Il più lanciato è stato sicuramente il New York Times, che ha riportato un'interessante lettura a firma di Hugo Dixon (editor at large di Reuters News) in cui si è parlato di «via di fuga all'instabilità politica» che ha tristemente caratterizzato il nostro paese - una «nuova speranza per l'Italia». Secondo Dixon è un bene che si miri al rafforzamento dei grandi partiti - così come che si proceda alla riduzione dei poteri della Camera alta, il Senato, e all'eliminazione del flemmatico bicameralismo perfetto. Ma esprime dubbi sulla reale attuazione dei piani: la diluizione con lo scopo di ottenere l'appoggio alla riforma anche dai piccoli partiti, potrebbe ridurre gli estremi della riforma. Figura chiave, secondo Dixon, sarà Alfano, a cui potrebbe essere dato un «contentino» in cambio di un altro anno di sostegno al governo Letta. Ma secondo Dixon, se Alfano dovesse decidere di mollare . e dunque la riforma elettorale passare senza troppe modifiche - «potrebbe essere un bene per l'Italia» che porterebbe sì alla caduta del governo, ma vedrebbe un Renzi lanciatissimo per la vittoria alle urne. Dixon tuttavia è stato critico sia con Letta - che «non ha ottenuto molto in questi nove mesi» ed è «sempre più subordinato a Renzi» - sia con Renzi - che da quando è stato eletto segretario «non ha fatto altro che frustare Letta e accusarlo di metterci poca energia». Tutto si giocherà sulle riforme: «Se Renzi riuscirà a far seguito all’accordo sulla riforma costituzionale con Berlusconi, partendo con un programma incentrato sul lavoro e sui tagli alla spesa, le prospettive italiane miglioreranno per la prima volta in tanti anni», e a quel punto «Renzi dovrebbe metter via la frusta e dare a Letta il suo pieno sostegno».
Dell'incontro di sabato, si è occupata anche la BBC, che ha parlato di un Berlusconi «rimesso al centro della scena» e ha sottolineato - tramite il corrispondente romano Alan Johnson - che il colloquio ha diviso la coalizione di governo, tanto quanto il Partito democratico.
Anche Reuters ha messo in evidenza le possibili implicazioni di quello che si è detto e fatto al Nazareno, calcando la mano sulla retorica delle immagini di Che Guevara e Fidel appese ai muri della sede del Pd, sulla «ironia di Berlusconi che entra nella sede degli eredi politici del partito comunista che ha a lungo denigrato», e dando spazio alle repliche indispettite di Alfano.

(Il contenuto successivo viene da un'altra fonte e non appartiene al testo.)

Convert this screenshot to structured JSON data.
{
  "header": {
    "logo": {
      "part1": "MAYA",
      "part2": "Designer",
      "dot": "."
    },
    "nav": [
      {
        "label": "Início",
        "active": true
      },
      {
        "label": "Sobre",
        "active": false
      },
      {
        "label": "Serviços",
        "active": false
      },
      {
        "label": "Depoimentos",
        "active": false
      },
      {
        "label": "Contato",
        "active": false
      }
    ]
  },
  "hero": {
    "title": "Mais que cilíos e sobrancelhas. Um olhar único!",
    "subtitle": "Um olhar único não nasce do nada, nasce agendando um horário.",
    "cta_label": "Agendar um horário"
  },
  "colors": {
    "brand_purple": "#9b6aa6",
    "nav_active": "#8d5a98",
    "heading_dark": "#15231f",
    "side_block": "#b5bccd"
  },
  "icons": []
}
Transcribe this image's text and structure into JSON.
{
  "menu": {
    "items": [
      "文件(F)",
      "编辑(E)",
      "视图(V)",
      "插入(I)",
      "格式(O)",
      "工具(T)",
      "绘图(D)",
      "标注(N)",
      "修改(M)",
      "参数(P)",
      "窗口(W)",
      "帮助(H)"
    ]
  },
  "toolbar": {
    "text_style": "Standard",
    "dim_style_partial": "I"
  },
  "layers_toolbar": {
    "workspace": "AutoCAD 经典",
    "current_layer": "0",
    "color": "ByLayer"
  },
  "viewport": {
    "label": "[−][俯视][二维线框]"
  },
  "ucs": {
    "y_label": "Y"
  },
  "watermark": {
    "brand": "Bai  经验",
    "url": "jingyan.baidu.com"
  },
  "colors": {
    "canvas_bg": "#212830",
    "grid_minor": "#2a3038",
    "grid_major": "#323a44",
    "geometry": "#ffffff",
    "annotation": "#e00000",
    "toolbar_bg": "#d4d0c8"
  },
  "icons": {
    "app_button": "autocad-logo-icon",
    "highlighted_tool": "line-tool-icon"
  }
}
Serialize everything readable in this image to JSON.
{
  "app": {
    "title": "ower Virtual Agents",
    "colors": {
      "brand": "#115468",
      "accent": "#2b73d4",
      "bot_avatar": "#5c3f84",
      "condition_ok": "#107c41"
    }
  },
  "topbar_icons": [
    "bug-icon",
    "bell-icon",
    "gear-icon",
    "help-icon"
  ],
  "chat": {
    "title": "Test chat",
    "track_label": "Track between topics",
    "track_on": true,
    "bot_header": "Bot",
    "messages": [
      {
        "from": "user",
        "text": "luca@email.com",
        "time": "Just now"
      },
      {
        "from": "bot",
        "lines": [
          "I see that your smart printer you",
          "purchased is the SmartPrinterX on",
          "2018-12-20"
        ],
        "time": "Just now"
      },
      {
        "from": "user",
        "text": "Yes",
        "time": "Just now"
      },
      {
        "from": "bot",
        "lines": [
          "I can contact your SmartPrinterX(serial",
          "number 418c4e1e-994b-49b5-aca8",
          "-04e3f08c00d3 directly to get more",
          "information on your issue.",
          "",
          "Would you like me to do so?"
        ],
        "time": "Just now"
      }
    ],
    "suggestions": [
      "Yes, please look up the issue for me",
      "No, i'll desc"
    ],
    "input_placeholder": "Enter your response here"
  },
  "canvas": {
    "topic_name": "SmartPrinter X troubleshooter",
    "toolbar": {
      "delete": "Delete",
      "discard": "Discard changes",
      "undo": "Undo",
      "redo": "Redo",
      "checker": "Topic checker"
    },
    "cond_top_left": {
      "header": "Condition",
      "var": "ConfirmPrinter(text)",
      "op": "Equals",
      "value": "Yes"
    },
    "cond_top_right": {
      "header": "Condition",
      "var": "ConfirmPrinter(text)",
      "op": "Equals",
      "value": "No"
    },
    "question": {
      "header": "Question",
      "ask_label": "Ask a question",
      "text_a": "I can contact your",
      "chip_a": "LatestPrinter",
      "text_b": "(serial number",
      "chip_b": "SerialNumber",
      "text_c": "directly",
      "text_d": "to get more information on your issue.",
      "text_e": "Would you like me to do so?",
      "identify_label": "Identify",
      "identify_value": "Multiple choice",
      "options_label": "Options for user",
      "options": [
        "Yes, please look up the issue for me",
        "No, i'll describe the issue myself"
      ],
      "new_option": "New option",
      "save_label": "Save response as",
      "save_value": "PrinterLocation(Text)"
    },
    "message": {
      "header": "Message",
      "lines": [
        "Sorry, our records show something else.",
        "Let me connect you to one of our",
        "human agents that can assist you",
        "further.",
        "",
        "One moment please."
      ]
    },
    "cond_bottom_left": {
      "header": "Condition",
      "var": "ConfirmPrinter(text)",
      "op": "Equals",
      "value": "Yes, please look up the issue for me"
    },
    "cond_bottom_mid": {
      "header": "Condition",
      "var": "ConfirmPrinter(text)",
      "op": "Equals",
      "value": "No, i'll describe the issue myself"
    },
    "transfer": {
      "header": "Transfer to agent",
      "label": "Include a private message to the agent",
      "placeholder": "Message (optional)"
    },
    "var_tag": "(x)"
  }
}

La notizia è stata data e commentata pure dal Washington Post, che ha declinato l'analisi incentrandola più su Berlusconi, che «nonostante la condanna e la decadenza dal Senato, è ancora alla guida del partito che egli stesso ha creato e insiste su un ritorno politico a dispetto dei suoi travagli giudiziari».
(Waiting for: la riunione di direzione Pd di oggi pomeriggio, per capire dove andremo a parare).